A few seconds later, he brings down a rebound only to have Mike skirt behind him and strip the ball cleanly. R.C. glares over his shoulder as Mike spins into the corner for a long baseline jumper. Nothing but net.

DeAndre taps the ball back for the courtesy, but R.C. is there to intercept it. He dribbles off in the other direction, leaving Mike waiting in the corner.

“Ball up,” says Mike.

“Man, fuck you,” replies R.C.

And it begins—a fight that has something to do with whatever happened on that corner last summer, but much more to do with whatever status derives from this rec center team. Until today, R.C.’s standing on this court was unquestioned, but Mike is a good shooting guard and both Truck and Twin are six inches taller than anyone else.

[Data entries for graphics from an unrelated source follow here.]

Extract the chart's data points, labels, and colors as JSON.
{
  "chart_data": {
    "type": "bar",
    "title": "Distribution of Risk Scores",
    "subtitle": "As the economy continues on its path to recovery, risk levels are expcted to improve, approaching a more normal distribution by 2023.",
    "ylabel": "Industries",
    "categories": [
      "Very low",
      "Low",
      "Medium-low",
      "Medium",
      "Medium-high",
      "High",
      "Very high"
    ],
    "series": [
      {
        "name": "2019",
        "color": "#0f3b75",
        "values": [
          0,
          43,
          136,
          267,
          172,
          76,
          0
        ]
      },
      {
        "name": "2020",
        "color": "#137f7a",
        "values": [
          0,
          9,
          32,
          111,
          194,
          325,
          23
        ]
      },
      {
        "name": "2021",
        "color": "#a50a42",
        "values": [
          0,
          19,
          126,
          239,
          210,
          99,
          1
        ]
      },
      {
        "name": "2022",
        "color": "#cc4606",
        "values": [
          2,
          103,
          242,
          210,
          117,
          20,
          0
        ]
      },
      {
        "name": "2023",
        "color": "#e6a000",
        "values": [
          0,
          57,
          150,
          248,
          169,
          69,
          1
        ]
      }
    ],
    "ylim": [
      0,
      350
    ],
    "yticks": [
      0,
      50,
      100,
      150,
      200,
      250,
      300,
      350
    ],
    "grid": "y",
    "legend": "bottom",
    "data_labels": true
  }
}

For R.C., their presence marks something of a challenge. What results is not so much a physical confrontation as a symphony of threat and counterthreat,
an airing of grievances too ancient and petty to require open warfare, but sufficient to fill the gym with ripe insults. Whore. Bitch. Punk-ass mother-fucker. The usual verbiage boils down to Mike and R.C. leaning hard into each others’ shoulders: R.C. showing his fiercest mien, eyes bulging, nostrils flaring, fists clenched; Mike, a half-foot shorter and maybe thirty pounds lighter, gives no ground, staring back with cold contempt.